No inverno, as 52 vacas da agricultora produziam em média 9 mil litros de leite por mês. No verão mais perverso dos últimos três anos, a média caiu para 4 mil litros mensais. Com as pastagens queimadas pelo sol, o gado come menos, perde peso e reduz os índices de prenhez, numa espiral de prejuízos que espalha pelos sete hectares da propriedade da família.

No início de janeiro, o marido de Camila, Jaime Vedovato, aproveitou dois dias seguidos de chuva, uma raridade na região, e plantou milho em 2,5 hectares. Os 50 milímetros que caíram do céu fizeram as plantas germinaram, mas foram insuficientes para o resto.

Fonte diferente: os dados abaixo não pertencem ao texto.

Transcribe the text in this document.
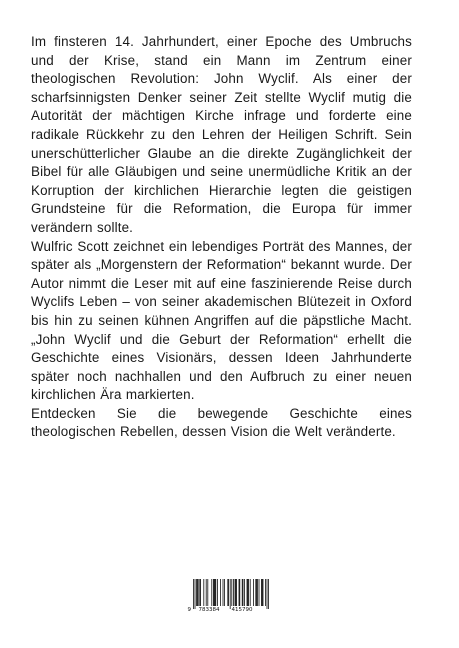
Im finsteren 14. Jahrhundert, einer Epoche des Umbruchs und der Krise, stand ein Mann im Zentrum einer theologischen Revolution: John Wyclif. Als einer der scharfsinnigsten Denker seiner Zeit stellte Wyclif mutig die Autorität der mächtigen Kirche infrage und forderte eine radikale Rückkehr zu den Lehren der Heiligen Schrift. Sein unerschütterlicher Glaube an die direkte Zugänglichkeit der Bibel für alle Gläubigen und seine unermüdliche Kritik an der Korruption der kirchlichen Hierarchie legten die geistigen Grundsteine für die Reformation, die Europa für immer verändern sollte.

Wulfric Scott zeichnet ein lebendiges Porträt des Mannes, der später als „Morgenstern der Reformation“ bekannt wurde. Der Autor nimmt die Leser mit auf eine faszinierende Reise durch Wyclifs Leben – von seiner akademischen Blütezeit in Oxford bis hin zu seinen kühnen Angriffen auf die päpstliche Macht. „John Wyclif und die Geburt der Reformation“ erhellt die Geschichte eines Visionärs, dessen Ideen Jahrhunderte später noch nachhallen und den Aufbruch zu einer neuen kirchlichen Ära markierten.

Entdecken Sie die bewegende Geschichte eines theologischen Rebellen, dessen Vision die Welt veränderte.

9 783384 415790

— Está tudo morrendo. É o terceiro ano seguido de seca e, olha, estamos remando para não quebrar. Eu nem penso muito nisso, senão fico doente — diz Vedovato.

A água que falta no pasto é escassa também na casa. Camila e cinco vizinhos são abastecidos por uma caixa d’água de 10 mil litros. A reposição é feita toda quarta-feira pela prefeitura, mas, desde ano o final do ano passado, a água dura apenas quatro dias. Os outros três dias são de torneira seca na vizinhança.

— Eu busco água na minha mãe aqui perto, encho baldes e garrafas, para poder cozinhar e tomar banho. O gado está bebendo água duma fonte que tem lá pra baixo. Botamos uma bomba e estamos puxando. É o que dá pra fazer — conforma-se.

Emendando uma estiagem na outra há três anos, Frederico Westphalen convive com ameaça de racionamento. A rede de água da cidade e dos municípios vizinhos de Vicente Dutra e Caiçara era mantida pelo Rio Pardo, mas não há mais vazão suficiente.

Para manter o fornecimento, desde o início do segundo semestre do ano passado, a Corsan puxa água do Rio Fortaleza, em Seberi. Ao todo, 300 famílias de 16 localidades precisam de assistência semanal de caminhões-pipa. São 110 cargas por mês, distribuindo um milhão de litros no período. Além disso, três escavadeiras percorrem o Interior limpando bebedouros e cavando açudes.

— O meu telefone não para. Nem na missa estou indo mais de tanto pedido que recebo — diz o secretário municipal de Agricultura, Gildo Busatto.